Given the answer provided by @NikoNyrh is correct, I just want to add how you can make a custom pre-processing layer with tensorflow that you can integrate in your model.
Assume you want to build a min-max scaler:
import tensorflow as tf
from tensorflow.keras.layers.experimental.preprocessing import PreprocessingLayer
from tensorflow.keras.layers import Input
class MinMaxScaler(PreprocessingLayer):
def __init__(self, **kwargs):
super().__init__(**kwargs)
# assume normalization should occur on last axis
self.axis = 1
# weights: to be set in build()
self.min_value: tf.Variable = None
self.max_value: tf.Variable = None
def build(self, input_shape):
super().build(input_shape)
input_shape = tf.TensorShape(input_shape).as_list()
shape = (input_shape[self.axis],)
self.min_value = self.add_weight(
name="min_value", shape=shape, dtype=self.compute_dtype,
initializer='zeros', trainable=False)
self.max_value = self.add_weight(
name="max_value", shape=shape, dtype=self.compute_dtype,
initializer='zeros', trainable=False)
def call(self, inputs):
# Here the normalization occurs on the model' inputs
inputs = tf.convert_to_tensor(inputs, dtype=self.compute_dtype)
_range = self.max_value - self.min_value + tf.keras.backend.epsilon()
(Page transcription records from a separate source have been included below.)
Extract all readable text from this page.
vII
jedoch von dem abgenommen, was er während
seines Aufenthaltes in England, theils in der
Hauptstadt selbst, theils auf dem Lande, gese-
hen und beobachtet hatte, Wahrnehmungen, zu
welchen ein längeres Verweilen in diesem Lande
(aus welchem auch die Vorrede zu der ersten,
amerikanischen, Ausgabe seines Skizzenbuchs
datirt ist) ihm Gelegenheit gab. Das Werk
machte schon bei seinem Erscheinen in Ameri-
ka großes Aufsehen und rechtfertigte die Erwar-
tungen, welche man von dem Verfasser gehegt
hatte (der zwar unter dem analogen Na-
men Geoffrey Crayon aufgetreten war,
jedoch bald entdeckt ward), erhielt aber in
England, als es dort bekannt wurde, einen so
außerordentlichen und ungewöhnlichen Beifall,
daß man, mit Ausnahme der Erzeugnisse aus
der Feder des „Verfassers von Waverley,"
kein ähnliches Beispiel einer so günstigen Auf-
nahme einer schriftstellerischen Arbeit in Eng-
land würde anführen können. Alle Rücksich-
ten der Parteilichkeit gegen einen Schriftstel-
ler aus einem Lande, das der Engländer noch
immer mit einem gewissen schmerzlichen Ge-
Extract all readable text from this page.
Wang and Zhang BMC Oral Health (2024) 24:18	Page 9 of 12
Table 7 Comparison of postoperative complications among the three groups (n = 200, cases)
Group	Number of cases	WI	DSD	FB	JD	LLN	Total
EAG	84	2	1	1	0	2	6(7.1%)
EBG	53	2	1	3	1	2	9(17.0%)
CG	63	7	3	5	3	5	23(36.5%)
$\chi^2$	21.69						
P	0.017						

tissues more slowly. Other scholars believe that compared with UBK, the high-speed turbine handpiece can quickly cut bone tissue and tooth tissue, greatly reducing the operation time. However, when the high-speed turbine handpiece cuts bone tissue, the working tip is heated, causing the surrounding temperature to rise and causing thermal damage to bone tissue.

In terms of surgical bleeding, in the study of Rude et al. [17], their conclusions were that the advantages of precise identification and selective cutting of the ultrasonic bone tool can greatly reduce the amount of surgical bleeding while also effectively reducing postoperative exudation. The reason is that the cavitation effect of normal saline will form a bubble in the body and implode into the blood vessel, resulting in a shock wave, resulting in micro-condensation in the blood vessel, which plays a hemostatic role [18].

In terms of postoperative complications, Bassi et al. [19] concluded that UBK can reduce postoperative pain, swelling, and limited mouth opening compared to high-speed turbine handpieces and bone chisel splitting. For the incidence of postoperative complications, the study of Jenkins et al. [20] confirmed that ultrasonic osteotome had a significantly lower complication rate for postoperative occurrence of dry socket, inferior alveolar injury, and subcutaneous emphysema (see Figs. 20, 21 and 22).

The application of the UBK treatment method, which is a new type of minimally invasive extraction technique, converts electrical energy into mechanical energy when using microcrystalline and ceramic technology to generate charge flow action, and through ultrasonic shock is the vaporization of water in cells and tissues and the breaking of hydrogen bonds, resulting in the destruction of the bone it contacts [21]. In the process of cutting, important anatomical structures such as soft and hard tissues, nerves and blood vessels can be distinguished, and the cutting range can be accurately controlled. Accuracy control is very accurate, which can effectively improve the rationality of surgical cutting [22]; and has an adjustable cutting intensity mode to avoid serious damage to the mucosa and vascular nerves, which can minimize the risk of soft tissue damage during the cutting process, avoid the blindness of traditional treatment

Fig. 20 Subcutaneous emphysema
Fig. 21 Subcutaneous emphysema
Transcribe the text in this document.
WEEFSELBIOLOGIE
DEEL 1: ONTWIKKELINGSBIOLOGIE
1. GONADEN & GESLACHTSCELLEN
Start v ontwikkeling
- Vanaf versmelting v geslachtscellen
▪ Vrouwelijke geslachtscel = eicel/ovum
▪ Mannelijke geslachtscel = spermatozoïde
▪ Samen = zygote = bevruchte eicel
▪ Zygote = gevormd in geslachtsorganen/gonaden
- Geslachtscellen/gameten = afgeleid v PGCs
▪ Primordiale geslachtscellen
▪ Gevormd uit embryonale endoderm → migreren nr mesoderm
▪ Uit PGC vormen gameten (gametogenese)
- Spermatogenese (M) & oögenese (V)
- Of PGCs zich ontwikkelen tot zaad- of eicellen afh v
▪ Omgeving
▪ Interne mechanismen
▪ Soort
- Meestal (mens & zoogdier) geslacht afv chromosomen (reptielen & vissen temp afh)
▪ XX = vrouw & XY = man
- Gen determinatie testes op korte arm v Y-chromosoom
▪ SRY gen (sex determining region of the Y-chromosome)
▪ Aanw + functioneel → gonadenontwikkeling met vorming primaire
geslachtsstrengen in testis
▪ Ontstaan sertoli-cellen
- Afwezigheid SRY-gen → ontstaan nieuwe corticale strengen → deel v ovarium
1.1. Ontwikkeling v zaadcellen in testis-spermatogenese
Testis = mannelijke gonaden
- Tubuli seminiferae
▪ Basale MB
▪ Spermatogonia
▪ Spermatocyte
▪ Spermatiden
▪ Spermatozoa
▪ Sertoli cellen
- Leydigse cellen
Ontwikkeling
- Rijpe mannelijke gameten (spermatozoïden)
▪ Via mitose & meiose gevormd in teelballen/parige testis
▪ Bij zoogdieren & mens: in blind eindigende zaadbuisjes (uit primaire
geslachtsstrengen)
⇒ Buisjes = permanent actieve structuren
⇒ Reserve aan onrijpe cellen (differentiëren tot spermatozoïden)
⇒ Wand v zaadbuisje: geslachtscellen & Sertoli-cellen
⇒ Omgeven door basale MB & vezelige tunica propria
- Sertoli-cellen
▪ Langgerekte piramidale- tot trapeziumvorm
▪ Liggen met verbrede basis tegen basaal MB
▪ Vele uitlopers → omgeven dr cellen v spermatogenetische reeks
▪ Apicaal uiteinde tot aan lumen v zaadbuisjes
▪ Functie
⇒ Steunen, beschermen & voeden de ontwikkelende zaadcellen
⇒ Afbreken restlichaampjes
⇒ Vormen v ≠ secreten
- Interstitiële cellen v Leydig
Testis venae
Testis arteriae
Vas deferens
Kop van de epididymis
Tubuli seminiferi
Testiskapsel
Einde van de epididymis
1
return (inputs - self.min_value) / _range
def update_state(self, data):
# Normalization logic here
data = tf.convert_to_tensor(data, dtype=self.compute_dtype)
# find min-max boundaries
batch_min = tf.reduce_min(data, axis=0)
batch_max = tf.reduce_max(data, axis=0)
# update the weights
self.min_value.assign(tf.minimum(self.min_value, batch_min))
self.max_value.assign(tf.maximum(self.max_value, batch_max))
def reset_state(self):
self.min_value.assign(tf.zeros_like(self.min_value))
self.max_value.assign(tf.zeros_like(self.max_value))
You can use the MinMaxScaler layer within a keras model easily:
# build some model
inp = Input(input_shape=your_input_shape)
scaler = MinMaxScaler()
norm_inp = scaler(inp)
# ... hidden layers
out = ...
model = tf.keras.Model(inp, out)
model.compile(...)
# before training the model, you should call adapt() to find the normalization weights
scaler.adapt(some_data)
print(scaler.min_value, scaler.max_value)
# finally you can train the model
model.fit(...)
# save everything
model.save_weights() # for example
Basically, the adapt() method computes the weights/parameters that are used to normalize the data when calling model(x), for example during inference. The custom layer can be included in a tf.keras.Model having all the saving and loading benefits, i.e., you don't have to keep track of the normalization statistics by yourself. Last advantage, is that the normalization/scaling logic can run on CPU/GPU and TPU as well.
Indeed, this is a minimum working example so in real code you want to add more functionalities and checks.